Note: Because key verification and signing are potential weak links in GPG, be careful about what keys you sign. By signing a key, you say that you trust the key to be from that person or organization.

Export Public Key to a Keyserver

Make the public key easy to share and find by registering it to a keyserver, such as the MIT repository.

First, find the key id by opening a terminal and typing:

gpg --fingerprint

Locate the key and take note of the final eight digits of the key user ID (the user ID fingerprint). For example, B852 085C.

Using the eight-digit user ID, register the key ok keyserver:

gpg --keyserver --send-key B852085C

The public key will be registered with the keyserver, where others can then find and import it. The public key is safe to share. It cannot be used to decrypt files or messages but can be used to encrypt them and sent to you, where only you can decrypt them.

Encrypting and Decrypting Files

To encrypt a file, open a terminal and run the following:

gpg --encrypt --recipient '' --output encryptedfile.txt.enc originalfile.txt

Optionally, replace the recipient email with your key fingerprint if you'd prefer. Replace the output and input file names with the files you’re encrypting, as well as your output file.

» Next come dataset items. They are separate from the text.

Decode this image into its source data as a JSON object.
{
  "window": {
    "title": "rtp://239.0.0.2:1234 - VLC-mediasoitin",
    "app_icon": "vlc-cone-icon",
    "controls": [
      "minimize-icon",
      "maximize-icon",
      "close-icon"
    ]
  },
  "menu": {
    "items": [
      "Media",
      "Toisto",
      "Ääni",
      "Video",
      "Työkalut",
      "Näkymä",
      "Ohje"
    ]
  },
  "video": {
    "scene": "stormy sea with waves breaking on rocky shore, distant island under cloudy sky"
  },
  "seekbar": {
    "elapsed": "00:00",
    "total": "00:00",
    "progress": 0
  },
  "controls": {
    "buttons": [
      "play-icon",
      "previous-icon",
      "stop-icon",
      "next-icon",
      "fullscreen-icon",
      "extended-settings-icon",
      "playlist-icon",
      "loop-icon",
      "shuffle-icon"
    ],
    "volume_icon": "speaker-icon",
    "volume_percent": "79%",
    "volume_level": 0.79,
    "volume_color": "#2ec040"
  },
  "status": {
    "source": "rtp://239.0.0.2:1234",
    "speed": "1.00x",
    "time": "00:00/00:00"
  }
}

To decrypt the file, run the following command:

gpg --decrypt --output decrypted.txt encryptedfile.txt.enc

Provide your passphrase to allow access to your private key to be able to decrypt the file. It'll then output the decrypted contents as the file listed under the --output flag.

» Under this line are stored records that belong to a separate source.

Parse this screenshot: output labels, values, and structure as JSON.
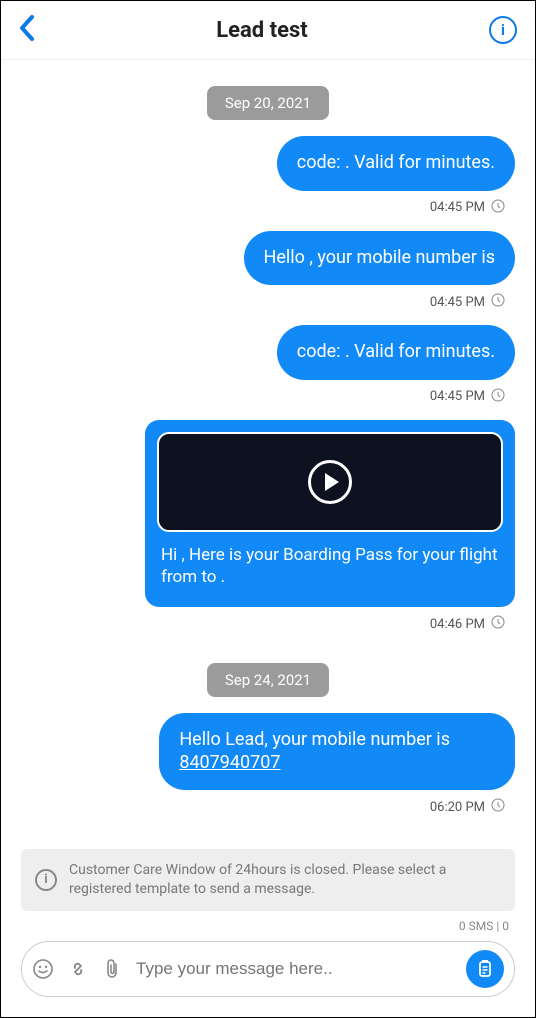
{
  "header": {
    "title": "Lead test"
  },
  "dates": {
    "d1": "Sep 20, 2021",
    "d2": "Sep 24, 2021"
  },
  "messages": {
    "m1": {
      "text": "code: . Valid for  minutes.",
      "time": "04:45 PM"
    },
    "m2": {
      "text": "Hello , your mobile number is",
      "time": "04:45 PM"
    },
    "m3": {
      "text": "code: . Valid for  minutes.",
      "time": "04:45 PM"
    },
    "m4": {
      "text": "Hi   , Here is your Boarding Pass for your flight   from   to   .",
      "time": "04:46 PM"
    },
    "m5": {
      "text_prefix": "Hello Lead, your mobile number is ",
      "phone": "8407940707",
      "time": "06:20 PM"
    }
  },
  "footer": {
    "notice": "Customer Care Window of 24hours is closed. Please select a registered template to send a message.",
    "counter": "0 SMS | 0",
    "placeholder": "Type your message here.."
  }
}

Privacy and Security Concerns

A PGP public key contains information about one's email address. This is generally acceptable since the public key is used to encrypt email to your address. However, in some cases, this is undesirable.

For most use cases, the secret key need not be exported and should not distributed. If the purpose is to create a backup key, use the backup option:

gpg --output backupkeys.pgp --armor --export --export-options export-backup

This will export all necessary information to restore the secrets keys including the trust database information. Make sure you store any backup secret keys off the computing platform and in a secure physical location.

If this key is important to you, you may print out the key on paper using paperkey and place the paper key in a fireproof/waterproof safe.

Public Key Servers

In general, it's not advisable to post personal public keys to key servers.

There is no method of removing a key once it's posted and there is no method of ensuring that the key on the server was placed there by the supposed owner of the key.

It is much better to place your public key on a website that you own or control. Some recommend for distribution. However, that method tracks participation in various social and technical communities which may not be desirable for some use cases.

For the technically adept, the webkey domain level key discovery service could be an option.